Memory Trace

By Fazal Sheikh
Address
97 Kenmare Street, New York City NY 10012 Map
Hours
Tue–Sat 11 am–6 pm

Memory Trace by Fazal Sheikh brings a site-specific installation of part of the Israeli Separation Wall to the façade of Storefront’s gallery space. Presented behind the façade are photographs of ruins and landscapes of villages that were evacuated and mostly destroyed during the 1948 and 1967 wars, as well as portraits of Arab-Israelis and Palestinians who were living in these villages and were displaced by war or forced into refugee camps.

The exhibition is presented as part of Erasures, a project by Fazal Sheikh that seeks to explore the legacies of the Arab-Israeli War of 1948, which resulted in the establishment of the State of Israel and in the reconfiguration of territorial borders across the region. The Erasures project is currently presenting a body of photographs at six institutions around the world simultaneously.

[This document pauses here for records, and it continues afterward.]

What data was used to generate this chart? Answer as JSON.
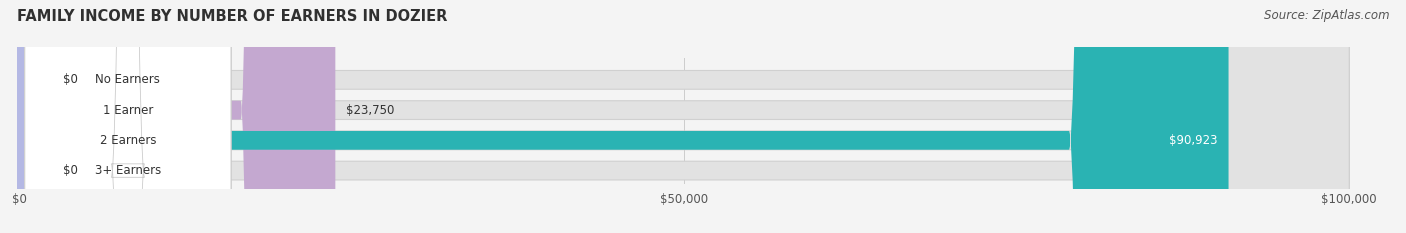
{
  "title": "FAMILY INCOME BY NUMBER OF EARNERS IN DOZIER",
  "source": "Source: ZipAtlas.com",
  "categories": [
    "No Earners",
    "1 Earner",
    "2 Earners",
    "3+ Earners"
  ],
  "values": [
    0,
    23750,
    90923,
    0
  ],
  "max_value": 100000,
  "bar_colors": [
    "#aac4de",
    "#c4a8d0",
    "#2ab3b3",
    "#b4b8e4"
  ],
  "value_labels": [
    "$0",
    "$23,750",
    "$90,923",
    "$0"
  ],
  "x_ticks": [
    0,
    50000,
    100000
  ],
  "x_tick_labels": [
    "$0",
    "$50,000",
    "$100,000"
  ],
  "background_color": "#f4f4f4",
  "bar_bg_color": "#e2e2e2",
  "label_bg_color": "#ffffff",
  "title_fontsize": 10.5,
  "source_fontsize": 8.5,
  "fig_width": 14.06,
  "fig_height": 2.33
}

“Taken from 2010 to the present, the photographs demonstrate that the conflict cannot be restricted to any single population or any one side of the conflict. They present a past but also a present wound that, produced by the violence, trauma, and ruin that were the signature of the war, can be read in the fact that Palestinians, Bedouins, and Israelis all find themselves today in mourning. In asking us to consider the history that simultaneously divides and binds these populations, Sheikh hopes to lay the groundwork for a potentially transformative empathy. What is at stake is the possibility of exposing and countering the various processes of erasure that have sought to eliminate both the violence of this history and the acts of erasure themselves. In making these histories of dispossession visible, Erasures hopes to interrupt our historical amnesia, and to transform our understanding of this ongoing conflict.”  Eduardo Cadava, Curator

Memory Trace takes over the entire interior and exterior façade of Storefront with an image of a segment of the most iconic element of the ongoing conflict, the Israeli Separation Wall. The image, as seen from both sides of the wall, contains a series of traces that invite us to reflect upon notions of dispossession and displacement. The more than 25 images presented in the interior of the gallery space are accompanied by captions in English, Arabic, and Hebrew that enable the visitor to locate the physical and political geographies inscribed within them, reconstructing, through the traces left over time, a series of memories and histories. The landscapes of each site are accompanied by a series of information that includes: thelatitudinal and longitudinal coordinates, the population and number of houses on the site in 1948, the date when the village was evacuated, the occupying force and Israeli operation that evacuated it, a brief note about what (if anything) replaced the village in the aftermath of the war, a note about what is visible on the site today, and a statement about whether or not the village has been renamed, is now without a name, or is even registered in contemporary maps of Israel. For the accompanying portraits, each includes excerpts from Sheikh’s interviews with the subjects conducted between 2010 and the present, from their accounts of what they saw as their villages were evacuated and depopulated or what they experienced after (and as a result of) the war, andthe sorrow and loss they have endured because of their inability to return to their homes and land. Some of the persons in the portraits have died in the time since the interviews, making this documentation the last trace of a history in disappearance.